States next push for same-sex marriage?

Couples celebrate civil unions in 2011

Couples celebrate outside the Chicago History Museum after same-sex civil unions are legalized in Illinois in 2011. Photo: Liz Thomson

Now that the Supreme Court has made its decision to recognize same-sex marriage at the federal level, UIC scholar John D’Emilio says the next set of hurdles are coming up quick — the states.

The case declared same-sex couples living in the 12 freedom-to-marry states are eligible for the same federal benefits and protections as other married couples, such as Social Security. It also determined federal law must recognize same-sex marriages by states that have legalized them. The case was decided by a 5-4 vote.

In another case challenging California’s Proposition 8, which prohibited same-sex marriage, the court’s action means California will again recognize same-sex unions.

“We are living through a long era in which gay people have been challenging what has been considered normal — what is okay,” said D’Emilio, professor of history and gender and women’s studies whose book, Intimate Matters: A History of Sexuality in America, was referenced in a 2003 Supreme Court case on gay rights.

“That allows a re-thinking of marriage as the union of a man and a woman — it’s a violation of equal protection.”

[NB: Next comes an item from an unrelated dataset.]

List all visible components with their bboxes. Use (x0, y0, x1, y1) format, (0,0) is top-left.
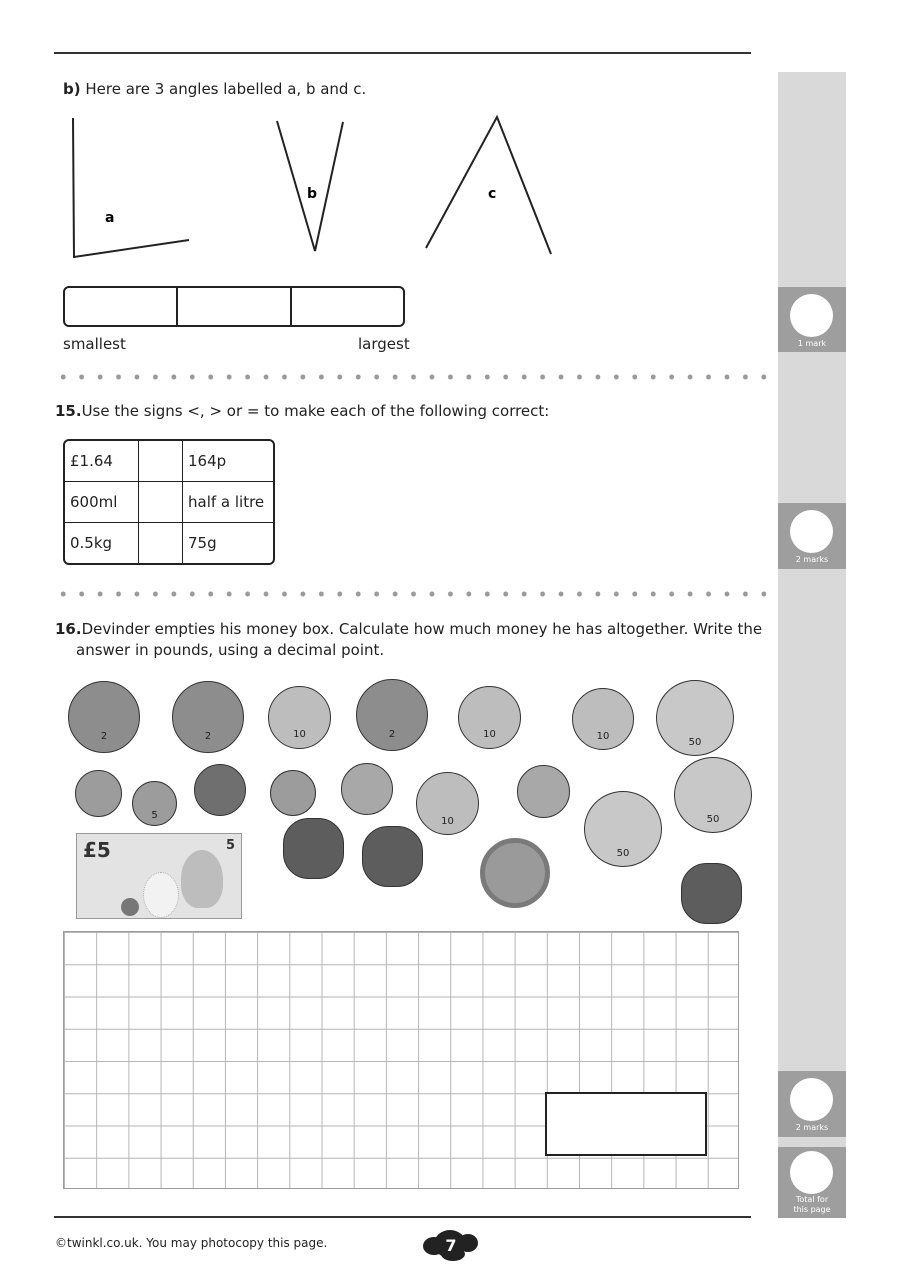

The landmark case was brought by a woman who had married her partner in Canada. The couple lived in New York; after her partner died, the widow faced heavy federal estate taxes because they were not considered legally married.

“I was just shocked because I didn’t think the court would go that way,” said Joseph Zanoni, director of continuing education and outreach at Great Lakes Center for Environmental and Occupational Health and Safety, who has been in a civil union with his partner, Albert Prieto, since June 2011.

“I’m hoping it will show the legitimacy of our partnership.”

The differences in legal protection for same-sex couples have resulted in legal and financial problems for Zanoni and Prieto.

“The whole thing for us is the health insurance aspect,” said Zanoni, who priority-mailed payments for Prieto’s health insurance to Springfield to make sure his partner stayed on the policy.

Since 2007 UIC employees have been eligible to receive same-sex domestic partner benefits, including health insurance.

“If the check did not reach them, he would be permanently cut off,” Zanoni said.

Because they couldn’t file jointly as married on their federal income tax, they paid an extra $2,000, Zanoni said.

D’Emilio says he believes the court’s decision will provide a path toward same-sex marriage in states now considering the issue, Illinois included.

A same-sex marriage bill backed by Gov. Pat Quinn passed the Illinois Senate in February, but was pulled from the House of Representatives May 31.

“I think there’s a very good chance that the legislature will approve same -sex marriage,” said D’Emilio. “As that happens, it encourages people in the next tier to go forth as well.”

One important question likely to arise as a result of the Supreme Court decision is the legal status of couples married in one state when they move to a state that does not recognize same-sex marriage.

“I believe that will be the next round of challenges,” said D’Emilio. “Deciding whether or not a couple married in Massachusetts is married in Indiana.”

Both Supreme Court rulings are “limited in their scope,” and many barriers to same-sex marriage still remain, said D’Emilio.

“One of the morals of this story, in this moment of time, is it [change] doesn’t just fall out of the sky,” said D’Emilio.

“People are campaigning to make change.”